Note that in the present study we relied on explicit measures but did not use implicit measures of ownership, a decision we made for two reasons. First, explicit and implicit measures of body ownership have often been demonstrated to dissociate (e.g., Liepelt, Dolk & Hommel, 2017; Ma & Hommel, 2015a, b). This implies that explicit and implicit measures rely on different kinds of information, and so far, no theoretical account for such dissociations has been suggested. This renders it unclear what kind of information implicit measures would add and which theoretical implications the convergence or divergence with explicit measures would have. Second, the inclusion of implicit measures was unlikely to be successful in our study. Previous face-ownership studies have used self–other discrimination or recognition of self–other morphed faces (e.g., Sforza et al., 2010; Tsakiris, 2008; Tajadura-Jiménez et al., 2012) as an implicit measure. The typical outcome was the tendency of participants to under-discriminate between pictures of oneself and of a very similar human other in the synchrony, compared to the asynchrony condition. This bias is commonly very small (around 5%), which renders it extremely unlikely to get anything measurable when comparing oneself against the picture of an ape.

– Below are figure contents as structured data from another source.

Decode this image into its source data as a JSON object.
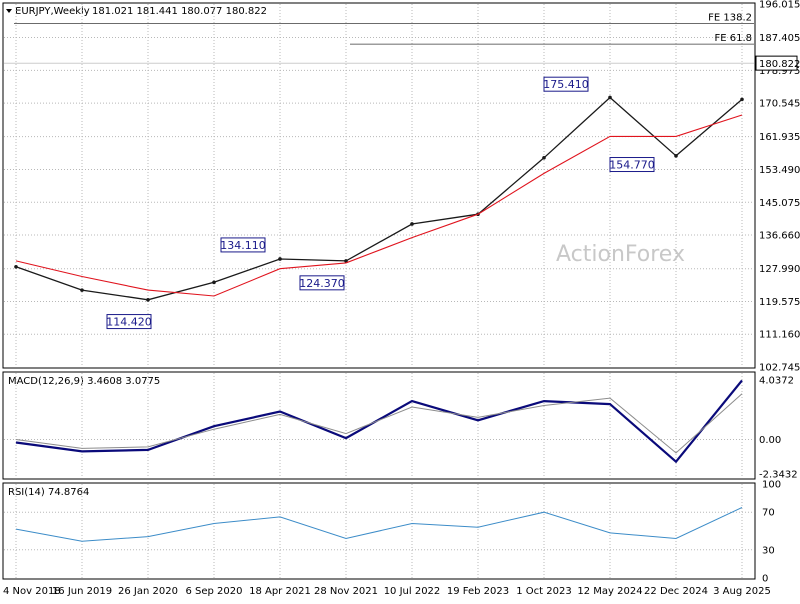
{
  "header": {
    "symbol": "EURJPY,Weekly",
    "ohlc": "181.021 181.441 180.077 180.822"
  },
  "watermark": "ActionForex",
  "price_panel": {
    "y_ticks": [
      "196.015",
      "187.405",
      "178.975",
      "170.545",
      "161.935",
      "153.490",
      "145.075",
      "136.660",
      "127.990",
      "119.575",
      "111.160",
      "102.745"
    ],
    "last_price": "180.822",
    "ylim": [
      102.745,
      196.015
    ]
  },
  "macd_panel": {
    "title": "MACD(12,26,9) 3.4608 3.0775",
    "y_ticks": [
      "4.0372",
      "0.00",
      "-2.3432"
    ],
    "ylim": [
      -2.6,
      4.5
    ]
  },
  "rsi_panel": {
    "title": "RSI(14) 74.8764",
    "y_ticks": [
      "100",
      "70",
      "30",
      "0"
    ],
    "ylim": [
      0,
      100
    ]
  },
  "x_axis": {
    "labels": [
      "4 Nov 2018",
      "16 Jun 2019",
      "26 Jan 2020",
      "6 Sep 2020",
      "18 Apr 2021",
      "28 Nov 2021",
      "10 Jul 2022",
      "19 Feb 2023",
      "1 Oct 2023",
      "12 May 2024",
      "22 Dec 2024",
      "3 Aug 2025"
    ]
  },
  "colors": {
    "bars": "#1a1a1a",
    "sma": "#e0141e",
    "macd": "#0a0a7a",
    "signal": "#8c8c8c",
    "rsi": "#3c8cc8",
    "labels": "#1a1a8a"
  },
  "chart_data": [
    {
      "type": "line",
      "title": "EURJPY,Weekly",
      "x": [
        "4 Nov 2018",
        "16 Jun 2019",
        "26 Jan 2020",
        "6 Sep 2020",
        "18 Apr 2021",
        "28 Nov 2021",
        "10 Jul 2022",
        "19 Feb 2023",
        "1 Oct 2023",
        "12 May 2024",
        "22 Dec 2024",
        "3 Aug 2025"
      ],
      "series": [
        {
          "values": [
            128.5,
            122.5,
            120.0,
            124.5,
            130.5,
            130.0,
            139.5,
            142.0,
            156.5,
            172.0,
            157.0,
            171.5
          ]
        },
        {
          "values": [
            130.0,
            126.0,
            122.5,
            121.0,
            128.0,
            129.5,
            136.0,
            142.0,
            152.5,
            162.0,
            162.0,
            167.5
          ]
        }
      ],
      "annotations": [
        {
          "text": "175.410"
        },
        {
          "text": "154.770"
        },
        {
          "text": "134.110"
        },
        {
          "text": "124.370"
        },
        {
          "text": "114.420"
        },
        {
          "text": "FE 138.2"
        },
        {
          "text": "FE 61.8"
        }
      ],
      "levels": [
        {
          "label": "FE 138.2",
          "value": 191.0
        },
        {
          "label": "FE 61.8",
          "value": 185.7
        }
      ],
      "ylim": [
        102.745,
        196.015
      ],
      "grid": true
    },
    {
      "type": "line",
      "title": "MACD(12,26,9) 3.4608 3.0775",
      "x": [
        "4 Nov 2018",
        "16 Jun 2019",
        "26 Jan 2020",
        "6 Sep 2020",
        "18 Apr 2021",
        "28 Nov 2021",
        "10 Jul 2022",
        "19 Feb 2023",
        "1 Oct 2023",
        "12 May 2024",
        "22 Dec 2024",
        "3 Aug 2025"
      ],
      "series": [
        {
          "values": [
            -0.2,
            -0.8,
            -0.7,
            0.9,
            1.9,
            0.1,
            2.6,
            1.3,
            2.6,
            2.4,
            -1.5,
            4.0
          ]
        },
        {
          "values": [
            0.0,
            -0.6,
            -0.5,
            0.7,
            1.7,
            0.4,
            2.2,
            1.5,
            2.3,
            2.8,
            -0.9,
            3.1
          ]
        }
      ],
      "ylim": [
        -2.6,
        4.5
      ]
    },
    {
      "type": "line",
      "title": "RSI(14) 74.8764",
      "x": [
        "4 Nov 2018",
        "16 Jun 2019",
        "26 Jan 2020",
        "6 Sep 2020",
        "18 Apr 2021",
        "28 Nov 2021",
        "10 Jul 2022",
        "19 Feb 2023",
        "1 Oct 2023",
        "12 May 2024",
        "22 Dec 2024",
        "3 Aug 2025"
      ],
      "series": [
        {
          "values": [
            52,
            39,
            44,
            58,
            65,
            42,
            58,
            54,
            70,
            48,
            42,
            75
          ]
        }
      ],
      "levels": [
        70,
        30
      ],
      "ylim": [
        0,
        100
      ]
    }
  ]
}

Another important consideration pertains to the fact we did not assess participants’ stereotypes towards apes to verify whether and to what degree the common stereotype that humans are more intelligent than nonhuman animals was shared by our participants. As we pointed out, explicitly assessing this stereotype would have been likely to introduce unwelcome confounds. And yet, it would be interesting to test whether individual differences in the degree to which participants consider apes as less intelligent would predict the sizes of these synchrony-induced changes in intelligence and emotional competence judgments. Future studies might either assess these stereotypes in separate sessions and at considerable temporal distance and/or assess them in a more indirect fashion. Moreover, it would be interesting to see whether interventions of the sort investigated in the present study would lead to longer lasting changes in individual stereotypes—as suggested by the observations of Farmer et al. (2013) and Inzlicht et al. (2012). Notwithstanding these interesting open questions, our findings provide further evidence that the boundaries between perceived self and perceived other are rather flexible, and that representational self–other overlap invites illusory conjunctions of features from one representation to the other—including others of another species.